On Wed, Feb 8, 2012 at 7:19 AM, Edward K. Ream <[email protected]> wrote:

> In fact, [type assertions] make me uneasy.

[big snip]

> I'll also create two new classes: ModeInfo and ModeController.

The first draft of the ModeController class used a g.TypedDict, but
this is unnecessary.  The code makes it clear that the keys of this
dict are whatever aMode.name is, and that clearly doesn't change.

This is an example of what I attempting to convey: creating better
classes clarifies relationships so much that  fancy type checking may
not be needed.

I am beginning to regard any "long-lived" dict in Leo as a design
problem.  I plan to enfold many of Leo's key-handling dicts into
easier-to-understand classes.  Quick: what are the values and keys for
k.masterGuiBindingsDict?  Or even, what the heck does this dict do?

Edward

P.S. Creating the ModeInfo class is going to clarify the client code
in leoKeys.py considerably.  The client code should not know the
details of modes; at present, it knows *everything* about modes.

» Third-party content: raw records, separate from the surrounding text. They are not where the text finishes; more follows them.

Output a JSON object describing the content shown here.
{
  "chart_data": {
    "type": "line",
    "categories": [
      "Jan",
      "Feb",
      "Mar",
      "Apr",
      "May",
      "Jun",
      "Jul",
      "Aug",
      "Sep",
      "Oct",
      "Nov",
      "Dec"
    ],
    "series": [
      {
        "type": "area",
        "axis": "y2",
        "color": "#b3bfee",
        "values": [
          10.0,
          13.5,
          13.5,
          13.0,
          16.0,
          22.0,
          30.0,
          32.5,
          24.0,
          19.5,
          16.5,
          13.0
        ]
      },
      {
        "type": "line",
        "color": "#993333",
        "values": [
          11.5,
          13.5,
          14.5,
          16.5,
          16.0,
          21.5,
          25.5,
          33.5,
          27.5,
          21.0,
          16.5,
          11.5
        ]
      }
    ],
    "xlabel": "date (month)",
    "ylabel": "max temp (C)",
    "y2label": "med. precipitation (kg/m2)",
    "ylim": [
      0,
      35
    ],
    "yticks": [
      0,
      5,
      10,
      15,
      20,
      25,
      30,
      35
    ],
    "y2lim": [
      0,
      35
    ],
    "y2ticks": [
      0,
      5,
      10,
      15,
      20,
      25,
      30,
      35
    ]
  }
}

P.P.S.  It's becoming obvious that the work with leoConfig.py and
especially leoKeys.py is an essential precondition to better support
of vim bindings and commands.  The code is already at the "breaking"
point in terms of complexity.  It must be dramatically simplified
before any additions are possible.

P.P.P.S. I am beginning to realize just how much mischief is done by
reading settings twice.  In particular, the double read greatly
complicates the way-too-complex init code for c and c.k objects.